In Rückblenden wird Grits Rekonvaleszenz erzählt, die nach der halbseitigen Lähmung durch den Schlaganfall erst wieder sprechen und schreiben lernen muss. „Als die Katastrophe passiert ist, hat mein Körper entschieden, was wir nicht entscheiden konnten“, verarbeitet Grit die Tragödie, die ihr zugestoßen ist. Bei Walter ist es sein Bewusstsein, das die Entscheidung getroffen hat, den Schmerz abzuspalten und sich in den Lorbeerbusch zurückzuziehen.
Doch so unbeobachtet und sicher, wie er sich dort wähnt, ist er nicht. Offensichtlich weiß Grit die ganze Zeit, wo sich ihr Mann befindet, was im Hörspiel zu merkwürdig asynchronen „Dialogen“ führt.

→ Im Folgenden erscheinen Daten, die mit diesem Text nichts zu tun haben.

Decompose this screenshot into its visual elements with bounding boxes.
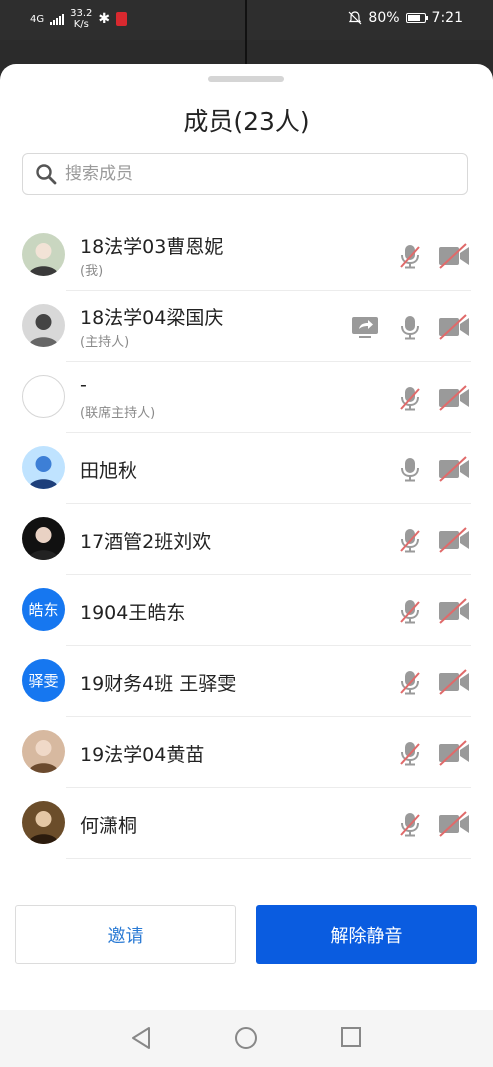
speed-unit: K/s [73, 19, 89, 30]
member-name: 何潇桐 [80, 815, 138, 837]
mic-muted-icon[interactable] [396, 668, 424, 696]
back-icon[interactable] [130, 1026, 152, 1050]
member-name: - [80, 374, 87, 396]
mic-muted-icon[interactable] [396, 242, 424, 270]
avatar-text: 皓东 [22, 588, 65, 631]
member-row[interactable]: 19法学04黄苗 [0, 717, 493, 788]
mic-icon[interactable] [396, 455, 424, 483]
search-input[interactable] [63, 163, 447, 185]
drag-handle[interactable] [208, 76, 284, 82]
avatar [22, 730, 65, 773]
mic-muted-icon[interactable] [396, 739, 424, 767]
member-row[interactable]: 18法学03曹恩妮 (我) [0, 220, 493, 291]
mute-bell-icon [348, 11, 362, 25]
avatar [22, 446, 65, 489]
member-name: 18法学04梁国庆 [80, 307, 224, 329]
member-row[interactable]: - (联席主持人) [0, 362, 493, 433]
search-box[interactable] [22, 153, 468, 195]
camera-off-icon[interactable] [437, 810, 471, 838]
camera-off-icon[interactable] [437, 526, 471, 554]
speed-value: 33.2 [70, 8, 93, 19]
camera-off-icon[interactable] [437, 313, 471, 341]
camera-off-icon[interactable] [437, 384, 471, 412]
camera-off-icon[interactable] [437, 242, 471, 270]
row-divider [66, 858, 471, 859]
member-name: 17酒管2班刘欢 [80, 531, 212, 553]
mic-muted-icon[interactable] [396, 384, 424, 412]
status-right: 80% 7:21 [348, 10, 463, 26]
member-name: 1904王皓东 [80, 602, 186, 624]
sheet-title: 成员(23人) [183, 107, 310, 136]
bluetooth-icon: ✱ [98, 11, 111, 27]
mic-icon[interactable] [396, 313, 424, 341]
mic-muted-icon[interactable] [396, 597, 424, 625]
member-row[interactable]: 田旭秋 [0, 433, 493, 504]
member-list[interactable]: 18法学03曹恩妮 (我) 18法学04梁国庆 (主持人) - (联席主持人) 田旭秋 17酒… [0, 220, 493, 882]
member-row[interactable]: 皓东 1904王皓东 [0, 575, 493, 646]
camera-off-icon[interactable] [437, 455, 471, 483]
mic-muted-icon[interactable] [396, 810, 424, 838]
clock: 7:21 [431, 10, 463, 26]
mic-muted-icon[interactable] [396, 526, 424, 554]
network-speed: 33.2 K/s [70, 8, 92, 30]
battery-icon [405, 13, 428, 23]
member-row[interactable]: 18法学04梁国庆 (主持人) [0, 291, 493, 362]
member-role: (主持人) [80, 335, 130, 350]
status-left: 4G 33.2 K/s ✱ [30, 8, 128, 30]
recents-icon[interactable] [340, 1026, 362, 1048]
nav-bar [0, 1010, 493, 1067]
member-name: 19财务4班 王驿雯 [80, 673, 237, 695]
avatar-placeholder [22, 375, 65, 418]
avatar [22, 233, 65, 276]
members-sheet: 成员(23人) 18法学03曹恩妮 (我) 18法学04梁国庆 (主持人) - (联席主持… [0, 64, 493, 1010]
unmute-all-button[interactable]: 解除静音 [256, 905, 477, 964]
member-role: (联席主持人) [80, 406, 156, 421]
member-role: (我) [80, 264, 104, 279]
avatar-text: 驿雯 [22, 659, 65, 702]
member-row[interactable]: 驿雯 19财务4班 王驿雯 [0, 646, 493, 717]
member-name: 19法学04黄苗 [80, 744, 205, 766]
member-name: 18法学03曹恩妮 [80, 236, 224, 258]
avatar [22, 801, 65, 844]
camera-off-icon[interactable] [437, 739, 471, 767]
invite-button[interactable]: 邀请 [15, 905, 236, 964]
split-divider [245, 0, 247, 66]
recording-icon [116, 12, 128, 26]
home-icon[interactable] [234, 1026, 258, 1050]
member-name: 田旭秋 [80, 460, 138, 482]
member-row[interactable]: 何潇桐 [0, 788, 493, 859]
signal-icon [50, 13, 65, 25]
battery-percent: 80% [368, 10, 400, 26]
avatar [22, 304, 65, 347]
camera-off-icon[interactable] [437, 597, 471, 625]
screen-share-icon[interactable] [350, 313, 380, 341]
network-type: 4G [30, 13, 45, 25]
search-icon [36, 164, 57, 185]
member-row[interactable]: 17酒管2班刘欢 [0, 504, 493, 575]
camera-off-icon[interactable] [437, 668, 471, 696]
avatar [22, 517, 65, 560]
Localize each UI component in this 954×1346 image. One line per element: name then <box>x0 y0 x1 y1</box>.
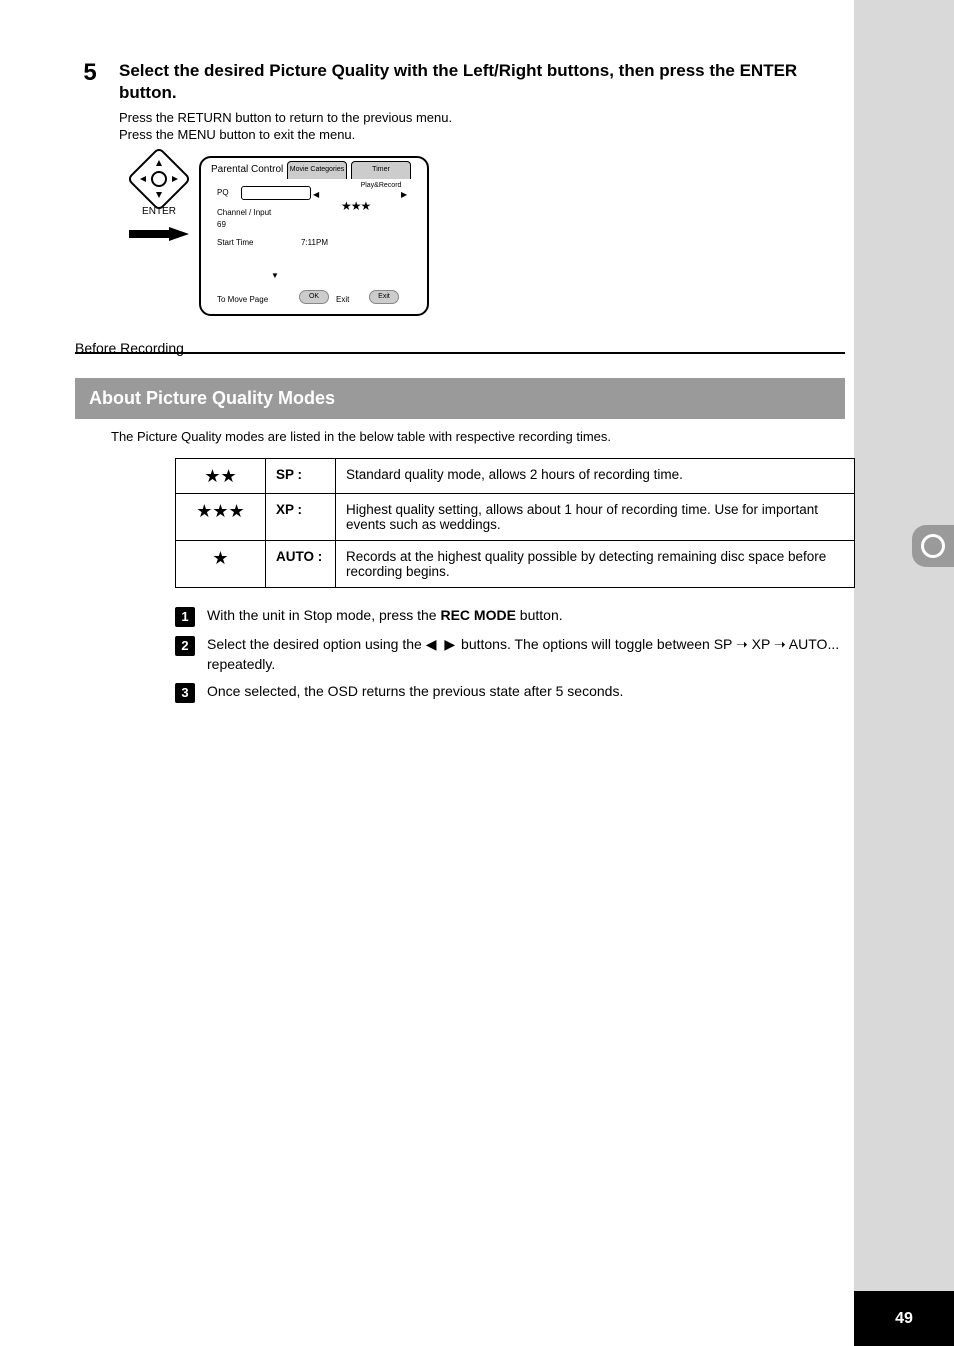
table-row: ★★ SP : Standard quality mode, allows 2 … <box>176 458 855 493</box>
left-right-triangles-icon: ◀ ▶ <box>426 636 457 652</box>
osd-exit-button[interactable]: Exit <box>369 290 399 304</box>
step-body: Select the desired Picture Quality with … <box>119 60 845 316</box>
section-sub: The Picture Quality modes are listed in … <box>111 429 845 444</box>
step-title: Select the desired Picture Quality with … <box>119 60 845 104</box>
step-text: Select the desired option using the ◀ ▶ … <box>207 635 855 674</box>
text-a: With the unit in Stop mode, press the <box>207 607 440 623</box>
section-heading: About Picture Quality Modes <box>75 378 845 419</box>
step-desc-1: Press the RETURN button to return to the… <box>119 110 845 127</box>
step-badge: 2 <box>175 636 195 656</box>
numbered-steps: 1 With the unit in Stop mode, press the … <box>175 606 855 703</box>
remote-icon: ENTER <box>129 156 189 244</box>
osd-title: Parental Control <box>211 164 283 175</box>
step-badge: 3 <box>175 683 195 703</box>
step-text: Once selected, the OSD returns the previ… <box>207 682 855 702</box>
osd-tab-1: Movie Categories <box>287 161 347 179</box>
osd-pq-field <box>241 186 311 200</box>
table-row: ★ AUTO : Records at the highest quality … <box>176 540 855 587</box>
osd-row-pq-label: PQ <box>217 188 229 197</box>
triangle-down-icon: ▼ <box>271 271 279 280</box>
osd-row-time: 7:11PM <box>301 238 328 247</box>
figure: ENTER Parental Control Movie Categories … <box>129 156 845 316</box>
mode-desc: Records at the highest quality possible … <box>336 540 855 587</box>
mode-stars: ★★★ <box>176 493 266 540</box>
osd-screen: Parental Control Movie Categories Timer … <box>199 156 429 316</box>
osd-ok-button[interactable]: OK <box>299 290 329 304</box>
triangle-right-icon: ▶ <box>401 190 407 199</box>
osd-row-channel-val: 69 <box>217 220 226 229</box>
triangle-left-icon: ◀ <box>313 190 319 199</box>
dpad-icon <box>136 156 182 202</box>
arrow-right-icon <box>129 227 189 241</box>
content: 5 Select the desired Picture Quality wit… <box>75 60 845 711</box>
step-5: 5 Select the desired Picture Quality wit… <box>75 60 845 316</box>
osd-footer-right: Exit <box>336 295 349 304</box>
section-divider: Before Recording <box>75 352 845 354</box>
mode-desc: Highest quality setting, allows about 1 … <box>336 493 855 540</box>
text-a: Once selected, the OSD returns the previ… <box>207 683 623 699</box>
table-row: ★★★ XP : Highest quality setting, allows… <box>176 493 855 540</box>
step-desc-2: Press the MENU button to exit the menu. <box>119 127 845 144</box>
step-number: 5 <box>75 60 105 86</box>
step-text: With the unit in Stop mode, press the RE… <box>207 606 855 626</box>
sidebar: 49 <box>854 0 954 1346</box>
text-bold: REC MODE <box>440 607 515 623</box>
osd-stars: ★★★ <box>341 199 370 213</box>
list-item: 1 With the unit in Stop mode, press the … <box>175 606 855 627</box>
osd-row-start: Start Time <box>217 238 253 247</box>
osd-footer-left: To Move Page <box>217 295 268 304</box>
text-b: button. <box>516 607 563 623</box>
page-root: 49 5 Select the desired Picture Quality … <box>0 0 954 1346</box>
mode-desc: Standard quality mode, allows 2 hours of… <box>336 458 855 493</box>
osd-row-channel: Channel / Input <box>217 208 271 217</box>
list-item: 2 Select the desired option using the ◀ … <box>175 635 855 674</box>
mode-label: AUTO : <box>266 540 336 587</box>
text-a: Select the desired option using the <box>207 636 426 652</box>
list-item: 3 Once selected, the OSD returns the pre… <box>175 682 855 703</box>
thumb-tab <box>912 525 954 567</box>
step-badge: 1 <box>175 607 195 627</box>
tab-hole-icon <box>921 534 945 558</box>
divider-label: Before Recording <box>75 340 194 356</box>
osd-tab-2: Timer Play&Record <box>351 161 411 179</box>
mode-stars: ★ <box>176 540 266 587</box>
mode-label: XP : <box>266 493 336 540</box>
page-number: 49 <box>854 1291 954 1346</box>
mode-label: SP : <box>266 458 336 493</box>
modes-table: ★★ SP : Standard quality mode, allows 2 … <box>175 458 855 588</box>
mode-stars: ★★ <box>176 458 266 493</box>
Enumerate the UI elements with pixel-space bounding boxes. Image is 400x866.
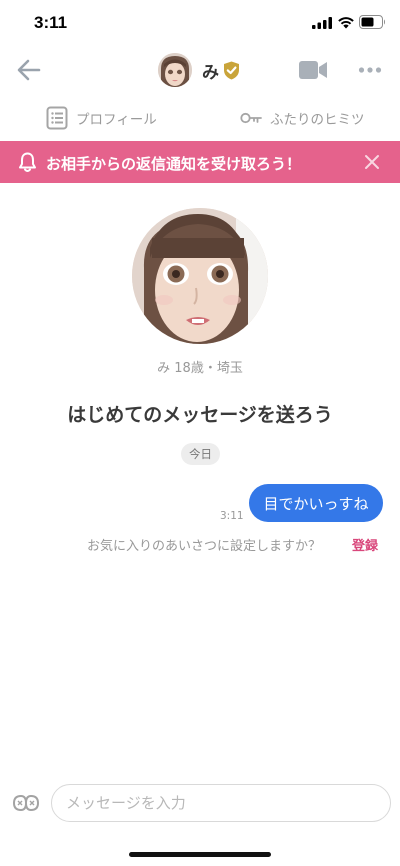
verified-shield-icon — [223, 61, 240, 80]
profile-tabs: プロフィール ふたりのヒミツ — [0, 100, 400, 136]
bell-icon — [19, 152, 36, 172]
close-icon[interactable] — [364, 154, 380, 170]
register-greeting-button[interactable]: 登録 — [352, 535, 378, 554]
date-separator: 今日 — [181, 443, 220, 465]
chat-header: み — [0, 44, 400, 96]
message-timestamp: 3:11 — [220, 510, 244, 522]
home-indicator — [129, 852, 271, 857]
profile-list-icon — [46, 106, 68, 130]
banner-text: お相手からの返信通知を受け取ろう！ — [46, 155, 302, 173]
tab-profile-label: プロフィール — [76, 112, 157, 128]
greeting-prompt-text: お気に入りのあいさつに設定しますか？ — [87, 539, 322, 554]
key-icon — [240, 112, 262, 124]
first-message-prompt: はじめてのメッセージを送ろう — [67, 404, 333, 426]
status-bar: 3:11 — [0, 0, 400, 44]
back-button[interactable] — [14, 55, 44, 85]
notification-banner[interactable]: お相手からの返信通知を受け取ろう！ — [0, 141, 400, 183]
tab-profile[interactable]: プロフィール — [46, 104, 157, 132]
partner-name: み — [202, 62, 219, 83]
tab-secrets[interactable]: ふたりのヒミツ — [240, 104, 365, 132]
avatar[interactable] — [158, 53, 192, 87]
chat-screen: 3:11 み プロフィール ふたりのヒミツ お相手からの返信通知を受け取ろう！ … — [0, 0, 400, 866]
video-call-button[interactable] — [299, 59, 328, 81]
message-input[interactable] — [51, 784, 391, 822]
profile-meta: み 18歳・埼玉 — [157, 361, 243, 376]
arrow-left-icon — [17, 59, 41, 81]
battery-icon — [359, 15, 385, 29]
tab-secrets-label: ふたりのヒミツ — [270, 112, 365, 128]
profile-photo[interactable] — [132, 208, 268, 344]
sent-message-bubble[interactable]: 目でかいっすね — [249, 484, 383, 522]
wifi-icon — [338, 17, 354, 29]
partner-identity[interactable]: み — [158, 52, 240, 88]
status-time: 3:11 — [34, 13, 68, 32]
sticker-icon[interactable] — [12, 792, 40, 814]
more-options-button[interactable] — [358, 66, 382, 74]
cellular-signal-icon — [312, 17, 332, 29]
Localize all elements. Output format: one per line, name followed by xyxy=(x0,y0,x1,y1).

Die Verbindung dieser beiden zwar verklammerten, aber seit dem Schicksalsschlag nebeneinander herlaufenden Lebenswege wird im Hörspiel durch einen dritten Mitspieler vermittelt: den Kontrabass. Gezupft und gestrichen wird der von Stefan Scheib, einer Hälfte des Saarbrücker Liquid Penguin Ensembles. Die andere Hälfte des Ensembles, Katharina Bihler, hat bei „Im Busch“ Regie geführt. Der Kontrabass weint und schreit, singt und tröstet. Genau das unterscheidet einen verhörspielten von einem für das Hörspiel geschriebenen Text.
„Im Busch“ ist bereits das dritte Werk von Christoph Buggert, dass das Saarbrücker Liquid Penguin Ensemble inszeniert hat. Nach den autobiografisch grundierten Stücken „Ein Nachmittag im Museum der unvergessenen Geräusche“ (SR/MDR 2018) und „Einsteins Zunge – Aus dem Nachlass meines Bruders“ (SR/MDR 2020) ist „Im Busch“ sozusagen der dritte Teil des Spätwerks des mittlerweile 86-jährigen Buggert. Der langjährigen Leiter der Hörspielabteilung des Hessischen Rundfunks hatte 1961 sein erstes Hörspiel („Der blaue Vogel“) geschrieben, wurde 1978 für den ersten Teil seiner Trilogie des bürgerlichen Wahnsinns „Vor dem Ersticken ein Schrei“ mit dem Hörspielpreis der Kriegsblinden und 2020 für „Einsteins Zunge“ mit dem Deutschen Hörspielpreis der ARD ausgezeichnet.